Editorial | Global IP treaty can help Hong Kong secure its creative edge
As the city exports more of its proprietary products and services, especially from its creative industries, IP protection is timely and necessary

The “one country, two systems” model has served Hong Kong and mainland China well for more than a quarter of a century. Under this governing formula, Hong Kong needs to seek endorsement from the central government in some areas. One ongoing effort relates to the intellectual property (IP) economy – which includes the creative industries – that plays a key role in the city’s growth and employment.
As the city exports more of its proprietary products and services, especially from its creative industries, IP protection becomes even more important. According to government data in December 2023, “intellectual property-intensive industries” contributed 32.7 per cent of Hong Kong’s gross domestic product and 29.1 per cent of total employment between 2019 and 2021.
The Madrid Protocol has many advantages. Once you have successfully registered, your IP is recognised and protected across all member countries, which also include most of Hong Kong’s major trading partners such as the US, Japan and the EU.
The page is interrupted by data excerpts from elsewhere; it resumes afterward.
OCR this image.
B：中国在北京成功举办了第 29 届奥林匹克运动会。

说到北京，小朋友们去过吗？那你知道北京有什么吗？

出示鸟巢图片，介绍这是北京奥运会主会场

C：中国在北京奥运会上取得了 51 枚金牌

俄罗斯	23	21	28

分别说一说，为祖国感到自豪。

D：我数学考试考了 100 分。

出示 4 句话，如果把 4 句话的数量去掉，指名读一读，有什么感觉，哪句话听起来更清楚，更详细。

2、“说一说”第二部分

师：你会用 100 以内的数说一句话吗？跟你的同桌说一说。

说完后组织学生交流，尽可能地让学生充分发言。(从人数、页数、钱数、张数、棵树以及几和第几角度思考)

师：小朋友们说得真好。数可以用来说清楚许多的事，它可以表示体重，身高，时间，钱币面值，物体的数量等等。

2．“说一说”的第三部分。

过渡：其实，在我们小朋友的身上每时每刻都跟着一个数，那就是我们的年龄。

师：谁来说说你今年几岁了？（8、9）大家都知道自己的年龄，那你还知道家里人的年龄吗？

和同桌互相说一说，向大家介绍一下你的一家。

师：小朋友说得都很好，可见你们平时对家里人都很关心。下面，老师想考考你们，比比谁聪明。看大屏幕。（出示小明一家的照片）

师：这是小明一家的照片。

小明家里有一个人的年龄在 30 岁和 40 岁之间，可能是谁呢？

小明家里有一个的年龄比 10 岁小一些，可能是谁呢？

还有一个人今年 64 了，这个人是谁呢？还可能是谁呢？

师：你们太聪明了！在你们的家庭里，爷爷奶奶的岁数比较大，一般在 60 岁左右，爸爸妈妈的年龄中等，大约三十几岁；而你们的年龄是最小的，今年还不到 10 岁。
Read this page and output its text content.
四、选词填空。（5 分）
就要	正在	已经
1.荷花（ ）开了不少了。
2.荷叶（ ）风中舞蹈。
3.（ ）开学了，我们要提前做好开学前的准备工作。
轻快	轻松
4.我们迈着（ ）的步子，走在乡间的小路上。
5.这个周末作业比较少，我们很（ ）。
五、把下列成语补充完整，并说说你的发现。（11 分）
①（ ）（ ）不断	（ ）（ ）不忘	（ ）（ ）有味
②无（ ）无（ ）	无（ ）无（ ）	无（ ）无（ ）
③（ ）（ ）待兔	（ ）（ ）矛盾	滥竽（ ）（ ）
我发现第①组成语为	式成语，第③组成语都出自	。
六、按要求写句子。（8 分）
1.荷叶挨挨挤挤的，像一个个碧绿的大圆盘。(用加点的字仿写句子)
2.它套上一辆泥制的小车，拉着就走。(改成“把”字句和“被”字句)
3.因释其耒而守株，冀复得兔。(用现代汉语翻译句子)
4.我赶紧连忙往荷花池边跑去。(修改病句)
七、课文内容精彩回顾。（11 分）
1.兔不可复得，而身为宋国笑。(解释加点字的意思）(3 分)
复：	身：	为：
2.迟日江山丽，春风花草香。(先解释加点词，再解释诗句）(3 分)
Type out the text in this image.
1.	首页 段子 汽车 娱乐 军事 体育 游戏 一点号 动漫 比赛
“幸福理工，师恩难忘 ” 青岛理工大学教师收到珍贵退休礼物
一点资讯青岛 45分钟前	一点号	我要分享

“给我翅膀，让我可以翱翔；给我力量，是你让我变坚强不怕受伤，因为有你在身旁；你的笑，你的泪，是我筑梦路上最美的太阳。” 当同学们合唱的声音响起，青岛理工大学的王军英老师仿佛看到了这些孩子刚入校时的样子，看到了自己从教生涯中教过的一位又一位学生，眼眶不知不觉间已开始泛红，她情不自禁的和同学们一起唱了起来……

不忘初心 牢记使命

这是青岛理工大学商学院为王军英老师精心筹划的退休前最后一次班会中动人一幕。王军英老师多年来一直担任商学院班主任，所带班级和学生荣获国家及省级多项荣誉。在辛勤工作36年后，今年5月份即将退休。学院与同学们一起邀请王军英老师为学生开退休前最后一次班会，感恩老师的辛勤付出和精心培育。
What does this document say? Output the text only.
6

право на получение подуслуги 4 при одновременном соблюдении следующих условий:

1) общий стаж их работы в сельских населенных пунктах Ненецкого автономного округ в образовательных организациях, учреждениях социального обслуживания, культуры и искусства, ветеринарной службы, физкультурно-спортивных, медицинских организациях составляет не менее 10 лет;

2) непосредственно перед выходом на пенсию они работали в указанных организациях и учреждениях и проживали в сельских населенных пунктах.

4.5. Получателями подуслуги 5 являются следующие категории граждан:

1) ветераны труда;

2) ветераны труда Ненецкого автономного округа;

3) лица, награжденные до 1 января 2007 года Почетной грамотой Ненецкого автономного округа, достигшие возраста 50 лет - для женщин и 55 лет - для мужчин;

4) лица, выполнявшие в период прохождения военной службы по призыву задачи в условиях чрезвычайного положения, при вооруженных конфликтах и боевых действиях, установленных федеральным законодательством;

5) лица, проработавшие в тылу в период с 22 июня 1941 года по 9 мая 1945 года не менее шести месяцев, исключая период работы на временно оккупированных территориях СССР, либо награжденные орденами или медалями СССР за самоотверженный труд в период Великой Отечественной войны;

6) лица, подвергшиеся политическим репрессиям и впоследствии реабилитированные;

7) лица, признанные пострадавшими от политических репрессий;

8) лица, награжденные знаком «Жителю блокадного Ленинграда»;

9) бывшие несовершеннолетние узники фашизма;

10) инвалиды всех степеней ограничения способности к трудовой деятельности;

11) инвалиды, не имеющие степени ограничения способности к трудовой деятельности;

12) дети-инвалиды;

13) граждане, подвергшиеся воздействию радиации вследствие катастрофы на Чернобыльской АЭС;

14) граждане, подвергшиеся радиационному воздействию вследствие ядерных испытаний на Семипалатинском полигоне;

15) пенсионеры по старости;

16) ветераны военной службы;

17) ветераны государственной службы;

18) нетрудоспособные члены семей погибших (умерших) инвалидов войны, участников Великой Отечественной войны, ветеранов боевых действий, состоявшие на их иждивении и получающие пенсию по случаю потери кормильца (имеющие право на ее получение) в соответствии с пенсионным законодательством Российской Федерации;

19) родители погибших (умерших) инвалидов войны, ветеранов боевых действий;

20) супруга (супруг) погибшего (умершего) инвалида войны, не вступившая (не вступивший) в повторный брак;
Hong Kong officials are promoting the city and exploring new economic opportunities with visits to the 10 countries of the Association of Southeast Asian Nations, the Gulf states, Eastern Europe, Central Asia and Latin America. Recent visits also include New Zealand and Australia. The city can especially function as a bridge, or “superconnector”, between mainland firms and those overseas economies. It is cementing its ties with Singapore, whose economy, Yau says, is complementary rather than a rival.